In manchen Tälern Tirols hat sich bis auf die Gegenwart die Sage vom umgehenden Schuster erhalten, einer Gestalt, die ruhelos bis zum jüngsten Tag wandern muß, einer
alpenländischen Abart des ewigen Juden. Man hat da und dort den umgehenden Schuster zu kurzer Rast erblickt, aber immer muß der Fluchbeladene wieder weiter, nicht Zeit noch Tod haben über
ihn Gewalt.
Bei Strengen ist vor Jahrhunderten das sogenannte Stopferkreuz aufgerichtet worden, dessen Christusbild eine ganz auffallende Ahnlichkeit mit dem wahren Antlitz des
Heilands haben soll.
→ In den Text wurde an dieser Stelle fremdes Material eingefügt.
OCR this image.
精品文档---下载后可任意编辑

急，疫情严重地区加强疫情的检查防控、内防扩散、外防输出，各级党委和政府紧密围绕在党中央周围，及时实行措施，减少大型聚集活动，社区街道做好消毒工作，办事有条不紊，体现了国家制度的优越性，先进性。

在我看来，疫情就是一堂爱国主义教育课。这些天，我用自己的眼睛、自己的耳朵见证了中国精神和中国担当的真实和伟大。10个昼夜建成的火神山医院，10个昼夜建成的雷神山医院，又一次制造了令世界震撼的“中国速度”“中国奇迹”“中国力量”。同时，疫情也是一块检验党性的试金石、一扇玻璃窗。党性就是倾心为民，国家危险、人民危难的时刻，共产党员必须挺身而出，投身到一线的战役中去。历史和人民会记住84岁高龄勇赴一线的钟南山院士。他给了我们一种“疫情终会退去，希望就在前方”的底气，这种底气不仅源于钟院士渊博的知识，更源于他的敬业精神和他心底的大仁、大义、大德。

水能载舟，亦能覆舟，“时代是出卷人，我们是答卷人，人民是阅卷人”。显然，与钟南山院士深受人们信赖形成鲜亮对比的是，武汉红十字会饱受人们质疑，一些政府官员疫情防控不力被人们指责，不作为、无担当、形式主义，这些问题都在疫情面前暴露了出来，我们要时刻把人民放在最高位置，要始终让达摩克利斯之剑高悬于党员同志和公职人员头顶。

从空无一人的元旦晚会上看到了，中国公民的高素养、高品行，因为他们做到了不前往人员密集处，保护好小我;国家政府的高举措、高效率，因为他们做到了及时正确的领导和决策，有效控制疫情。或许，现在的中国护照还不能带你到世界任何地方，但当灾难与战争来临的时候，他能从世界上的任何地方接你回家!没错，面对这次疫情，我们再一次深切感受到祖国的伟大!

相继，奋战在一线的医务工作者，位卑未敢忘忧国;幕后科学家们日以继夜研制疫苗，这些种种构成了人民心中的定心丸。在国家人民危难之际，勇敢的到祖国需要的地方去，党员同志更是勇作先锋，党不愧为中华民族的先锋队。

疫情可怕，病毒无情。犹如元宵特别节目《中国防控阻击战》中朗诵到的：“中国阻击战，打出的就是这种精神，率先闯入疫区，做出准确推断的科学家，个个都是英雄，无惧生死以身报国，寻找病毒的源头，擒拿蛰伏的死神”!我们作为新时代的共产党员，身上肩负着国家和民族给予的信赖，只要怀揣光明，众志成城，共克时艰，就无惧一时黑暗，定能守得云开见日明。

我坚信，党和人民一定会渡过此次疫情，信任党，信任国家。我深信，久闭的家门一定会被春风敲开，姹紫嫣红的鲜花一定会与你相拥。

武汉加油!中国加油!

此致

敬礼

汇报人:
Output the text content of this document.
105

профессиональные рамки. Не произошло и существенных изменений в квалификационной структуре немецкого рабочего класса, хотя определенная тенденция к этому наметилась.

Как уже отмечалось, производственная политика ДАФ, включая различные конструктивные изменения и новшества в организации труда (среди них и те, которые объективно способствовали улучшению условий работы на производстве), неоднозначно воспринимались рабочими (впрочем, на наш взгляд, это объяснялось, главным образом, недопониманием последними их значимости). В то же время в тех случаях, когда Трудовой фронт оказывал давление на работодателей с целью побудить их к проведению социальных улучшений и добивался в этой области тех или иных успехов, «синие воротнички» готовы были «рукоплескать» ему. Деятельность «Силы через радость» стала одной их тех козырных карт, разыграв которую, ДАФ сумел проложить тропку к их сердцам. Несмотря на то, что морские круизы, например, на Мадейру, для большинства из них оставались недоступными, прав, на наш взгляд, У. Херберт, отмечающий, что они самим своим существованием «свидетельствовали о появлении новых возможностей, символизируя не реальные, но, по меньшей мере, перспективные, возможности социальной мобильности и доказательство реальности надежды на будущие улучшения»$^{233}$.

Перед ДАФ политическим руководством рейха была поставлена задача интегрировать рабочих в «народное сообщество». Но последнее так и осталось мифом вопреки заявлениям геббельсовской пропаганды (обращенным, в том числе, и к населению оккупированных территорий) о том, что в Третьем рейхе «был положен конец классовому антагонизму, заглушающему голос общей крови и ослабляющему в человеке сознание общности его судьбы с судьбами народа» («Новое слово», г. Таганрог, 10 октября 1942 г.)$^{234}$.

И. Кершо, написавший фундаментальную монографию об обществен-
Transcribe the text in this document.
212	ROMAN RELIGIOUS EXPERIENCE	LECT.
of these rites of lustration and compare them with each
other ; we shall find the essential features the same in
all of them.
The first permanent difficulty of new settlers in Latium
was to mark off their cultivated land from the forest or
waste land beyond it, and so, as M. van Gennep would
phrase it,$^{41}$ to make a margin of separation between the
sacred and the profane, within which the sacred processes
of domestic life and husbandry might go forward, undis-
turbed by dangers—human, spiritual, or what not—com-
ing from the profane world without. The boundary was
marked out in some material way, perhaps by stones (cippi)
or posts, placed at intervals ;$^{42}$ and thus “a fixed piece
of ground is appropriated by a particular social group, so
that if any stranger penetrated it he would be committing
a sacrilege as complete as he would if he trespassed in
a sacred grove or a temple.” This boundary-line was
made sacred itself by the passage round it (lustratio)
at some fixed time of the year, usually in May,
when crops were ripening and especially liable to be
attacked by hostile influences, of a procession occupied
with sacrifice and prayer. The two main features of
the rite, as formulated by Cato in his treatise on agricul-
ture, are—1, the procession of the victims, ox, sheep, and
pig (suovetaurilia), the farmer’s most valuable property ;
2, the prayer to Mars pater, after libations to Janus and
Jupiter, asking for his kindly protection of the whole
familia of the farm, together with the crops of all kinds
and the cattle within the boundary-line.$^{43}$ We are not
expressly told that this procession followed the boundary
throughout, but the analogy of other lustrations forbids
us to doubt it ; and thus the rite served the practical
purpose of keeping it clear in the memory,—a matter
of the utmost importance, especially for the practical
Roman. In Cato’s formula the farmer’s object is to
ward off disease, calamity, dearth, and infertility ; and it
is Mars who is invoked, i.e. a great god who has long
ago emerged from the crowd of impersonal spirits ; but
Da kam auch einmal der umgehende Schuster an diesem Kreuz vorbei und blieb wie gebannt stehen, vermeinte er doch, Christus selbst zu erblicken, dem er einst auf dem
Wege nach Golgatha unbarmherzig die Rast an seinem Haus verweigert hatte.
Von der Ahnlichkeit des Bildes war der unheimliche Wanderer so betroffen, daß er nicht gleich weiterzog,
sondern zur Nacht im Hirnhäusl zu Strengen blieb, sich aber nicht zu Bett legte, sondern unaufhörlich in der Stube auf und ab schritt. Am nächsten Morgen stand der Schuster wieder vor dem
Kreuze und starrte unbeweglich empor zum Haupt Christi. Wie gerne hätte er zu Füßen des Kreuzes für immer gerastet. Aber schon trieb ihn seine ewige Unruhe wieder empor, er wischte sich
den Schweiß von der Stirn und stieg weiter dem Arlberg zu.